Но на самом деле я никогда не был марксистом, а находился, скорее, под влиянием Иммануила Валлерстайна и прочел все, что можно было у него. Мне очень нравится его теория — она неомарксистская. Когда Валлерстайн выступал в Киевском университете, ему задали вопрос с таким обличительным оттенком: «Вы марксист?». Он так скромно сказал: «Да, Маркс на меня повлиял», а затем перечислил других авторов, которые тоже на него повлияли.
"Я никогда не был марксистом, а находился, скорее, под влиянием Иммануила Валлерстайна."
С моей точки зрения, Маркс — действительно, великий мыслитель, которого можно поставить в один ряд с Аристотелем. Но я читал Маркса, скорее, опосредованно. «Карл Маркс» Исаи Берлина — одна из первых книг о марксизме, с которой я познакомился. Потом читал Альтюссера «Читать “Капитал”», Лешека Колаковского «Основные направления марксизма». Особенно на меня повлияла Франкфуртская школа и Эрих Фромм в частности.
Луи Альтюссер
Потом я уже начал читать Маркса, и он изменил мое мировоззрение. Я его изучал и использовал, скорее, в контексте социологии права. Это один из мощных социологических методов, которые необходимо применять для понимания действительности. Хотя сейчас я больше, можно сказать, петражист. Его взгляды тоже можно назвать левыми в плане идей справедливости.
Это ваше отношение к научной теории. А как вы оцениваете левую политику и левые идеи в целом?
О Марксе кто-то сказал, что он не ошибся в предсказаниях, но ошибся в рекомендациях. В «Манифесте коммунистической партии» он прогнозировал то, что мы сейчас называем глобализацией. Но что касается предписаний, то нам нужна поправка на современную действительность. Маркс жил в эпоху промышленного капитализма, и для него моделью общества была фабрика. А сейчас общество изменилось, а вместе с ним — идея передового класса. Во времена Маркса это был промышленный пролетариат, а сейчас — скорее, креативный класс.
Сегодня на Западе есть сильные левые партии, как вы к ним относитесь?
На Западе это вполне естественно, особенно в Европе, где есть глубокие традиции левого движения. Английские лейбористы или немецкие социал-демократы — это устоявшиеся традиционные партии старых левых. Есть еще более яркие новые левые. Мне они были ближе. Но здесь этого нет, потому что наше общество еще не вполне капиталистическое, в нем есть признаки феодализма. Оно посттоталитарное, и мы еще не доросли, наверное, до такого уровня развития социальной и политической культуры. Поэтому у нас еще впереди возникновение настоящего левого движения.
"Общество дезорганизовано, поэтому у левой идеи есть перспективы, но пока она не реализуется."
Сегодня нет даже полноценных политических партий. Есть лидер и группа вокруг него. Если убрать лидера, то все рассыпается. Мы не дошли еще до такого уровня, скажу в кавычках, «классового самосознания», чтобы люди осознали свои истинные интересы и, соответственно, возникли партии. Общество дезорганизовано, поэтому у левой идеи есть перспективы, но пока она не реализуется.
Джереми Корбин
Популистские партии или движения берут левые лозунги или идеи, но они это делают неосознанно, скорее, для того, чтобы понравиться какой-то части электората, или манипулировать им. В украинской политике сплошная эклектика — смесь либерализма, левых идей и популизма. Какая-то идеологическая шизофрения.

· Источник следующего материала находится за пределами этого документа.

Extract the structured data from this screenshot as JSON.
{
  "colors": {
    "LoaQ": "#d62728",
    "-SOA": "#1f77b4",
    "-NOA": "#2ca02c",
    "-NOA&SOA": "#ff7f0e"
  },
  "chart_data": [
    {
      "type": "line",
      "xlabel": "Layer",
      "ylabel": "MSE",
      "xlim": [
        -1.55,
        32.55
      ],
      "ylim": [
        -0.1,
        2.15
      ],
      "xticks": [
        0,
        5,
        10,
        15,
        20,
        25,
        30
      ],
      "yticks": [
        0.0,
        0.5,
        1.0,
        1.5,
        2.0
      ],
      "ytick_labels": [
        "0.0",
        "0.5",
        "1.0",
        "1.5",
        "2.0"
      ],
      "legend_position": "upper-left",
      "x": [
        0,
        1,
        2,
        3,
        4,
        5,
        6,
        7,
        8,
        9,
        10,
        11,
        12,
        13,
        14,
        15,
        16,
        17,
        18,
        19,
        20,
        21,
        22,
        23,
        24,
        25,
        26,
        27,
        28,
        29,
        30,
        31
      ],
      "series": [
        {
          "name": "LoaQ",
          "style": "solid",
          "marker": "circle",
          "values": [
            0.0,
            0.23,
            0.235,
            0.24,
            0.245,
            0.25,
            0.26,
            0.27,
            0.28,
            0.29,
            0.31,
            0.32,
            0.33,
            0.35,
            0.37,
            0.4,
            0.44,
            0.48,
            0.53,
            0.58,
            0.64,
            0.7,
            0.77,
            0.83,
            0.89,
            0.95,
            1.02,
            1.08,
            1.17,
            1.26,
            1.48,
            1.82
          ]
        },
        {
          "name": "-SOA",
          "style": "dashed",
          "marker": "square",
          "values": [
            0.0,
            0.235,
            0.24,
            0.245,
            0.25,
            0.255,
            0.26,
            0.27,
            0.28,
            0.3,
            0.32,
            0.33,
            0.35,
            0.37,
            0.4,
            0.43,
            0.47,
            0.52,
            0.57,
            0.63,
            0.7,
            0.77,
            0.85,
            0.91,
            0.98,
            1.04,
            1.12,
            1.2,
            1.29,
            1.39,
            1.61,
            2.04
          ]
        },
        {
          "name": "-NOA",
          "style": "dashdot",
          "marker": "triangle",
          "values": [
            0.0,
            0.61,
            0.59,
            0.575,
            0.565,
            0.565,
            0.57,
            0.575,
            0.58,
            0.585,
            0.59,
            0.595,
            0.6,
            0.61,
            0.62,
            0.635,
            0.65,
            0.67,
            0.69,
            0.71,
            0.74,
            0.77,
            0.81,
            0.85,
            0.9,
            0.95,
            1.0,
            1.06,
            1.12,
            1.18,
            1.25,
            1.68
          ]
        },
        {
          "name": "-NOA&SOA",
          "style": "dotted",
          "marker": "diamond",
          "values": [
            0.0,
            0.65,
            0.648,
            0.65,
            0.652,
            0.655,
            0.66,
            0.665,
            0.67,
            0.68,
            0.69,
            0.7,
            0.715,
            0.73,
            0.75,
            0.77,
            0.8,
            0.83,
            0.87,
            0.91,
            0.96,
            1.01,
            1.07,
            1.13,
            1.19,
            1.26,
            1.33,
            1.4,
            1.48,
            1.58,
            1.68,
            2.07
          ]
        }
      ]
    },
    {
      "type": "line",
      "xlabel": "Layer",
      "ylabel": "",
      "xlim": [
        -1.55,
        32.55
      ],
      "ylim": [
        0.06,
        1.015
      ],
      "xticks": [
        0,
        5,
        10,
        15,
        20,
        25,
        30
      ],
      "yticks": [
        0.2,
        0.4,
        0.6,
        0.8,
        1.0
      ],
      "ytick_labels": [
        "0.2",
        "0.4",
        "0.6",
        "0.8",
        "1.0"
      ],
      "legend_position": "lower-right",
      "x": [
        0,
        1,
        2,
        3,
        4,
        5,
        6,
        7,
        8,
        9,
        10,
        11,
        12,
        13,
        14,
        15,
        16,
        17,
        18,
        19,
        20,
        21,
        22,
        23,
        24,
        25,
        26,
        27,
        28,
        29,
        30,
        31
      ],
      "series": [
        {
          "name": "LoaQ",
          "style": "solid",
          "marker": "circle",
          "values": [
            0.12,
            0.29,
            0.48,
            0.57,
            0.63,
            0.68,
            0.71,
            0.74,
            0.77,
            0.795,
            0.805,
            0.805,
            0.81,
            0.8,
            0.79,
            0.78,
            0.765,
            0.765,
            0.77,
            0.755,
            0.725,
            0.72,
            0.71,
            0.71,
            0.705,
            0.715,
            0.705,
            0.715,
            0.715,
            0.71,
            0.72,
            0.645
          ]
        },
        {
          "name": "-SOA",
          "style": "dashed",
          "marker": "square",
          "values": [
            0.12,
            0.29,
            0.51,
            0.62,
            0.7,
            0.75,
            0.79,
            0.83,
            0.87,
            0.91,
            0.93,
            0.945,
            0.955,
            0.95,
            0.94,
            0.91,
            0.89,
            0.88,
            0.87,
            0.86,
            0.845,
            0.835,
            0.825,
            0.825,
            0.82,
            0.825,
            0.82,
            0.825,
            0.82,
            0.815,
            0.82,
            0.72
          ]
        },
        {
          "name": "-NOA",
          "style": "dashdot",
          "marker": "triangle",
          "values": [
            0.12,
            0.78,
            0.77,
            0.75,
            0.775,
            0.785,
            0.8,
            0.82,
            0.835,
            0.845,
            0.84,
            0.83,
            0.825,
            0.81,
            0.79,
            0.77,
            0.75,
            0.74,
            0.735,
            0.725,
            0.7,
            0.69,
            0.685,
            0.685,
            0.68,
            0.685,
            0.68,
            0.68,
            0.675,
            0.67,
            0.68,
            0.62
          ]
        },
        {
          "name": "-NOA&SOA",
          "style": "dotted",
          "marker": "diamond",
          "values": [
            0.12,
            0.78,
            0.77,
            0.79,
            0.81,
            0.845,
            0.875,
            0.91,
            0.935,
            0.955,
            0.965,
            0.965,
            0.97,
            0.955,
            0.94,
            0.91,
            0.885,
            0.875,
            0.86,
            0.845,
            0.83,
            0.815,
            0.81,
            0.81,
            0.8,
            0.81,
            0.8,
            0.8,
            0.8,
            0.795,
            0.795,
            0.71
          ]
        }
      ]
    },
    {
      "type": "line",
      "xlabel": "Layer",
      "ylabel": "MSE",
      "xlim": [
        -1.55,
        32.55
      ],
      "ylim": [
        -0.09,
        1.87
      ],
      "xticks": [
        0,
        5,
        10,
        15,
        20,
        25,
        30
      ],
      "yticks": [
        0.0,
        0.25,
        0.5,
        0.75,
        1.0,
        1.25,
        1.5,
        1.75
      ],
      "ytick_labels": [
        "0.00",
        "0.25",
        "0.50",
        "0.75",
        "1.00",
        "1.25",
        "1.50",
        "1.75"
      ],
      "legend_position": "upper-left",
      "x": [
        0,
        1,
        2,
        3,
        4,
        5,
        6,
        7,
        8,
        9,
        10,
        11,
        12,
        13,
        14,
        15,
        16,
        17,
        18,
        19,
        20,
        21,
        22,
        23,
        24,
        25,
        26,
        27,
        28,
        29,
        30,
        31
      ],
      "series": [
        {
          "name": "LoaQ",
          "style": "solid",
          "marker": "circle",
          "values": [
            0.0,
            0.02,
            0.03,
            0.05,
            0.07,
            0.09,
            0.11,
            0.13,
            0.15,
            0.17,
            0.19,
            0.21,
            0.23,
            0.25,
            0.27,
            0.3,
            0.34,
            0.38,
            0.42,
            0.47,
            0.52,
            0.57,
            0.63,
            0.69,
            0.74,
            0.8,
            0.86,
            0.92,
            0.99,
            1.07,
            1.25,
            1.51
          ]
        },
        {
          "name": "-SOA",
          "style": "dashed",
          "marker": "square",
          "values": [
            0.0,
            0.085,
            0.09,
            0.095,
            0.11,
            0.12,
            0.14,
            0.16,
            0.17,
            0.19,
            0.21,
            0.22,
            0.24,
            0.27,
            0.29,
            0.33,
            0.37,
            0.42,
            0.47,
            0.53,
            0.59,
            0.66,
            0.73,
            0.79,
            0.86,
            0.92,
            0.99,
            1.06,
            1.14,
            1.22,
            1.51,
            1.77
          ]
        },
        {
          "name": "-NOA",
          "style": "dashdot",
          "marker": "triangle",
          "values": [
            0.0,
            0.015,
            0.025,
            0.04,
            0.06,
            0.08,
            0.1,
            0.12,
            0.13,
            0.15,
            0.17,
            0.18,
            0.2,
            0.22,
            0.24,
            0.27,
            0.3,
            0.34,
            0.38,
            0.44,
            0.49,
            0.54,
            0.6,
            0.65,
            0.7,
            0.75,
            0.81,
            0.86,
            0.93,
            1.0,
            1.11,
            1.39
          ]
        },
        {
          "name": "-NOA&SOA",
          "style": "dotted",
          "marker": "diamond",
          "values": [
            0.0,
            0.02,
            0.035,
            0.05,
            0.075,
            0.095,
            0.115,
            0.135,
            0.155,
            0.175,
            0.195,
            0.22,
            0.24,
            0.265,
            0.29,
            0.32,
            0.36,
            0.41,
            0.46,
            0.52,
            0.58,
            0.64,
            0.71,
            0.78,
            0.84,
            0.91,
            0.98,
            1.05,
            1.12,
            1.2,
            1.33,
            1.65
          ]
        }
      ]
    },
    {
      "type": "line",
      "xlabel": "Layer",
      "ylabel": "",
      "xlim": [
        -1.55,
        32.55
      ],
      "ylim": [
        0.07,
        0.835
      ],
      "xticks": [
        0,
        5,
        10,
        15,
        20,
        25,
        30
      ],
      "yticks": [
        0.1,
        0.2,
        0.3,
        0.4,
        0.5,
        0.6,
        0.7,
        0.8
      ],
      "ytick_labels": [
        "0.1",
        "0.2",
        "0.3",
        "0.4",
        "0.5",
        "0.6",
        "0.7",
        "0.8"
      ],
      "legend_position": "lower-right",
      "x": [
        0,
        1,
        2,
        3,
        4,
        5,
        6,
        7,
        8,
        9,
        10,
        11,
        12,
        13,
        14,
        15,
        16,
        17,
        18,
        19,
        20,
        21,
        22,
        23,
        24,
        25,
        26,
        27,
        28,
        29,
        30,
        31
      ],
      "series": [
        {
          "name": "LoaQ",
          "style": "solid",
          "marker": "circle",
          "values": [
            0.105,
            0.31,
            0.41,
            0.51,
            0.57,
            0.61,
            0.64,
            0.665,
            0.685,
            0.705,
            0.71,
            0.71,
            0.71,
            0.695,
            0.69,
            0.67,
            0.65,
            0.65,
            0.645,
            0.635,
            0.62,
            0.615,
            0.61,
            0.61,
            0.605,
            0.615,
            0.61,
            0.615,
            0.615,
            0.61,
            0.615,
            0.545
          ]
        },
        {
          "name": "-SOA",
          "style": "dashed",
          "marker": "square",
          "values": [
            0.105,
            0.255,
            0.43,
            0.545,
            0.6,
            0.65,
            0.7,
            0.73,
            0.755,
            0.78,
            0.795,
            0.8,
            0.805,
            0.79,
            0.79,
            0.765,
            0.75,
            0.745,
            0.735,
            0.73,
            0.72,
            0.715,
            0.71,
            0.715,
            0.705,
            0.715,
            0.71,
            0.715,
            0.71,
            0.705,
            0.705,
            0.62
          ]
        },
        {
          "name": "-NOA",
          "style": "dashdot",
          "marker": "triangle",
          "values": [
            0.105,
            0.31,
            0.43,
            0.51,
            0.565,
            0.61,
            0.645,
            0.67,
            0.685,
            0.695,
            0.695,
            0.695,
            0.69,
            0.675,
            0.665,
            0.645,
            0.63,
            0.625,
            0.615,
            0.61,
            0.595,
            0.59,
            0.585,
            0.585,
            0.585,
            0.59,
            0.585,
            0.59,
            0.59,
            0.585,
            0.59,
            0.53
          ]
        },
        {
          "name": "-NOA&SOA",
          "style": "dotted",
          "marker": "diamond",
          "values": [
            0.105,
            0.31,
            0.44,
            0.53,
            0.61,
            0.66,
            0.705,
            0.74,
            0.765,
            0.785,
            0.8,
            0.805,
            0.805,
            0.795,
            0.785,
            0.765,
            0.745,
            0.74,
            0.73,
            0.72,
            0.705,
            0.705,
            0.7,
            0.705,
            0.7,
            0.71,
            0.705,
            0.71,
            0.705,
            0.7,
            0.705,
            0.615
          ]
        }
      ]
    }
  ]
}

Как вы оцениваете политические изменения, которые произошли в Украине в этом году? Социолог Евгений Головаха, например, назвал это «электоральным Майданом», многие говорят о волне популизма.
Я это свяжу с вашим предыдущим вопросом. У меня была работа «Развитие капитализма в Украине», в которой я попытался применить марксистскую методологию [к анализу ситуации в Украине]. Если разобраться, то в основе того, что у нас происходит, лежат экономические интересы. Происходит борьба между элементами классов, а не полноценными классами. Не случайно Оранжевую революцию иногда называли «восстанием миллионеров против миллиардеров», хоть я и не вполне согласен с этим. Сейчас можно сказать, что произошло восстание среднего класса. Я считаю, что это был «электоральный Майдан» — не вполне осознанный, хаотичный, но люди осознали, появилась надежда среднего класса, особенно мелкого и среднего бизнеса, что все получится.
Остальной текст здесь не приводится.